Neben ihren zwei leiblichen Kindern, Lukas und Gabriel, hatten die Vogts drei Adoptivkinder, die besonders schlecht behandelt wurden. Sie wurden eingesperrt, geschlagen und durften nur für die Schule oder zum „Essenfassen“ raus. Oft bekamen sie trockenes Brot, das sie sich auf die Heizung legten, um etwas Warmes zu haben. Wenn sie „dreckig“ oder „falsch“ guckten, wurden sie geohrfeigt. In einem von Walter niedergeschriebenen Traum vom 7. August 1983 hieß es: Wenn Sylvia jemandem eine Ohrfeige gibt, ist das die letzte Stufe der Reaktionsmöglichkeit, damit noch Einsicht wachsen kann. Oder soll Gott erst selbst reagieren? Das ist schlimmer.

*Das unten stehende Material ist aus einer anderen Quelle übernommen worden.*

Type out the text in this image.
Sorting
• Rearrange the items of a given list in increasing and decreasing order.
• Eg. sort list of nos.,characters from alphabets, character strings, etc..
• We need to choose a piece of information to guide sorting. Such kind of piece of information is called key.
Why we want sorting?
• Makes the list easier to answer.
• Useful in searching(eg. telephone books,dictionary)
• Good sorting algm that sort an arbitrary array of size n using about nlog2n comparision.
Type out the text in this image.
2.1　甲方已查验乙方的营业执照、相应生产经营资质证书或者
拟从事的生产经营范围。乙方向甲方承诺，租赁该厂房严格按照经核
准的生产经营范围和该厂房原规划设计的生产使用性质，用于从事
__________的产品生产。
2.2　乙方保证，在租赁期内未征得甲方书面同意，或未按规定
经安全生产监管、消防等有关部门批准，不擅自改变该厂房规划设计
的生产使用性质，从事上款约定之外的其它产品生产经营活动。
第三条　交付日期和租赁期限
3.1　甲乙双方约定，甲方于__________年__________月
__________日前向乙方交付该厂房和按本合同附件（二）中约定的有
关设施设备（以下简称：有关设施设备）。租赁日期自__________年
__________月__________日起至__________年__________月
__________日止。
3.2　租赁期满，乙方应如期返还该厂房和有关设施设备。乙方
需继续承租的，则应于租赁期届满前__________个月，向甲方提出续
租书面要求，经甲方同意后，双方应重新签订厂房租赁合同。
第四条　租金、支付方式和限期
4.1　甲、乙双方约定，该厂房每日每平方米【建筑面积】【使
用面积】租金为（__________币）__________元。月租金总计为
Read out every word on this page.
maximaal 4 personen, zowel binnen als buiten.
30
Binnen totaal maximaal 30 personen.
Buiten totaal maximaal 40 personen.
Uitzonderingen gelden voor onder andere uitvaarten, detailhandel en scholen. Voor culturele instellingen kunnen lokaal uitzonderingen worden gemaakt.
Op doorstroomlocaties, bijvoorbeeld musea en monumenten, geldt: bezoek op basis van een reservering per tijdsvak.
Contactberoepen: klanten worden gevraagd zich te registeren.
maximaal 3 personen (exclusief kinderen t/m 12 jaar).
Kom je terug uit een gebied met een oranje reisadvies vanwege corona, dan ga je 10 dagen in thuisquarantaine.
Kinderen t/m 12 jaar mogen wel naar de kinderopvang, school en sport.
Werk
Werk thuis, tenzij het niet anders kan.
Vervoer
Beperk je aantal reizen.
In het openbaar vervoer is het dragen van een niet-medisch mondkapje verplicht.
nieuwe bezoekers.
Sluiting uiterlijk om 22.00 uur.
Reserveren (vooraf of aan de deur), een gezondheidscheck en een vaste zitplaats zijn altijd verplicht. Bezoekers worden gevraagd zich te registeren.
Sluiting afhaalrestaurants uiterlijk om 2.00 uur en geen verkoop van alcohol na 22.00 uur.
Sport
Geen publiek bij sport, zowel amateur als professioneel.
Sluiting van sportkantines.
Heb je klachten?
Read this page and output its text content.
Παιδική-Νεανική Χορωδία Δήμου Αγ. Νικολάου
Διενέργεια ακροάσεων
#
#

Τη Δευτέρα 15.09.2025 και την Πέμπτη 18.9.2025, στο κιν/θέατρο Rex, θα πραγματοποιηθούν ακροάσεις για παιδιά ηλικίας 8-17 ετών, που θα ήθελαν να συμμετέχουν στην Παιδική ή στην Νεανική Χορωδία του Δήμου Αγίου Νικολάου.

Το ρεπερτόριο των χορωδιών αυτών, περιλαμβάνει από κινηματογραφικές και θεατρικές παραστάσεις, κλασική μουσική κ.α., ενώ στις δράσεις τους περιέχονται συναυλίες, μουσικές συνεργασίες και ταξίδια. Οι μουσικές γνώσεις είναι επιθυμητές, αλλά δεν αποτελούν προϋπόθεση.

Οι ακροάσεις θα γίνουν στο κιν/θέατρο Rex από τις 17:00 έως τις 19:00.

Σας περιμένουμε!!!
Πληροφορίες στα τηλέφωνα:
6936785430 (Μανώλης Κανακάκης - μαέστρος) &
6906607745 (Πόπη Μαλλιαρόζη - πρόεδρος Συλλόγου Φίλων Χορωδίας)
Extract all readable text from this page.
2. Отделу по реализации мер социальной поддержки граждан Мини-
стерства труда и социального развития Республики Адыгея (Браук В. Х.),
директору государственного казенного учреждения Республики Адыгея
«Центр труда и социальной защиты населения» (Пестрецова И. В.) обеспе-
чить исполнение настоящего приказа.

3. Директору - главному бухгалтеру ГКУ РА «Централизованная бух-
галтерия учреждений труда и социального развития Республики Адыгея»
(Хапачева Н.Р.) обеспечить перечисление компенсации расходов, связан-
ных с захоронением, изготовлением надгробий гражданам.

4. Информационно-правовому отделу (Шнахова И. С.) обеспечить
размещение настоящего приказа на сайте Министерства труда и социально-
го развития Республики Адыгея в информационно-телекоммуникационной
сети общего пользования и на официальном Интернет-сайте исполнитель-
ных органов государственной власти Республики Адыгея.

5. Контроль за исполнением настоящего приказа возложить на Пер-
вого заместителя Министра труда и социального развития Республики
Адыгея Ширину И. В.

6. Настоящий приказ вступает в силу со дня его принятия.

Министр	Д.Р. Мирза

Sich aufzulehnen wagte niemand. Es hieß, Sylvia werde von Gott gelenkt. Sie selbst schrieb dazu: Der Widerstand eines Menschen gegen mich entspricht (…) seinem Selbstbetrug. „Widerspruch“, bestätigt Lukas, „war schlicht und ergreifend nicht möglich. Man wurde von Sylvia vor der Gruppe diskreditiert und anschließend stundenlang angeschrien und als ‚Drecksau‘ oder ‚Miststück‘ beschimpft, um im nächsten Moment zu hören: Ich hab’ dich ja so lieb.“
Im Februar 1981 lernte die 23-jährige Krankenpflegerin Beate Peters die Vogts kennen – mitten in einer Lebenskrise. Sie führte eine unglückliche Ehe und hatte gerade ein Neugeborenes adoptiert. Ihre beste Freundin hatte sie überredet, einmal mitzukommen. Wenn Beate heute, bei einem Spaziergang durch Kassel, an dieses erste Treffen vor genau vierzig Jahren zurückdenkt, sieht sie zuerst Sylvia vor sich: „Sie hatte einen unglaublich klaren Blick. Es schien immer so, als könnten ihre hellen Augen einen durchleuchten. Und sie strahlte Autorität aus.“ Auch Beate war von dem Gedanken fasziniert, Gott könnte durch ihre Träume reden und sie mithilfe von Sylvias Deutungen zu einem wahrhaftigeren Menschen werden lassen. Also überredete sie ihren Mann, am nächsten Wochenende gemeinsam zu den Vogts zu fahren. Dass von da an ihr Leben noch schlimmer würde, hätte sie nicht für möglich gehalten.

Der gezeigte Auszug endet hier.